The spot so egregiously distorted Limbaugh's monologues on immigration and the North American Free Trade Agreement that even ABC News jumped into the fray to debunk it. Wrote Jake Tapper: "There are some real factual problems with this ad, which is titled 'Dos Caras,' or two faces First of all, tying Sen. McCain - especially on the issue of immigration reform - to Limbaugh is unfair. Limbaugh opposed McCain on that issue. Vociferously. And in a larger sense, it's unfair to link McCain to Limbaugh on a host of issues since Limbaugh, as any even occasional listener of his knows, doesn't particularly care for McCain. Second, the quotes of Limbaugh's are out of context." Again, par for the course. And now with Obama in the Oval Office, the cycle continues. Right on cue (or rather, Left on cue), the Democratic Congressional Campaign Committee launched a petition drive against Limbaugh over his hope that Obama's expansive government policies fail (What he actually said: "I do not want the government in charge of all of these things. I don't want this to work.") Next, the George Soros-funded MoveOn rolled out a Limbaugh-bashing ad to scare up votes for the increasingly unpopular stimulus bill.

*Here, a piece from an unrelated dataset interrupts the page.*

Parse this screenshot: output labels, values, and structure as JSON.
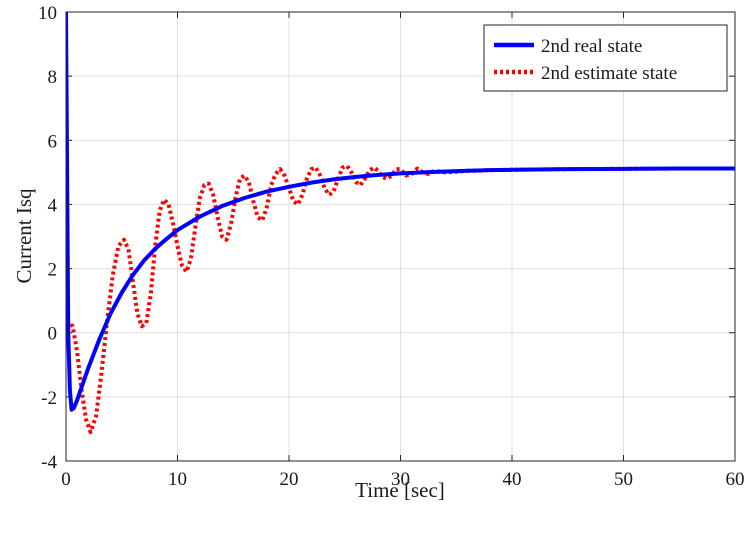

To borrow Obama's frequent explanation, it's all a grand distraction.
Whether Limbaugh's common sense caveats and recitations of the many ridiculous items in the "Stimulus" package are actually changing public opinion or not, the Dems want to discredit Limbaugh's ideas through personal attacks on his integrity and political honesty:
As Limbaugh told me: "I am being used to distract from the polls [Rasmussen] showing falling support for the Porkulus bill. Senate Republicans need to understand that this is also about intimidating them, especially after the show of unity in the House. It is about the 2010 and 2012 elections. This is an opportunity for Republicans to redefine themselves after a few years of wandering aimlessly looking for a 'brand' and identity." "Remember, the Left needs a villain, a demon, to advance their agenda. They cannot win a single argument in the arena of ideas, so they have to try and destroy the credibility and reputation of the person they feel most threatened by. In that sense I guess I have taken the place of President Bush." And so the torch has been passed. What was once all Bush's fault is now all Rush's. The difference this time? The conservative talk radio bogeyman of the unhinged relishes fighting back, poking his enemies in the eye - and winning.
As is evident from his last term, George W. Bush was more of a cheerleader than a quarterback, leaving the strategy ["strategery"] to coaches like Rumsfeld and Cheney and the down-and-dirty backroom dealing to Karl Rove and other operatives. GWB was more a figurehead than a hands-on political junkie like Clinton or Obama. GWB was a gentleman who allowed too many nasty innuendoes and ridiculous accusations to go unanswered, simply because he knew the swinish nature [or vapid nitwittery in the cases of Reid and Pelosi] of his opponents.
Hopefully, the Repubs will be as disloyal an opposition as the Dems were in both GWB's terms, and if someone like Rush points out strategy and tactics on-air daily, so much the better.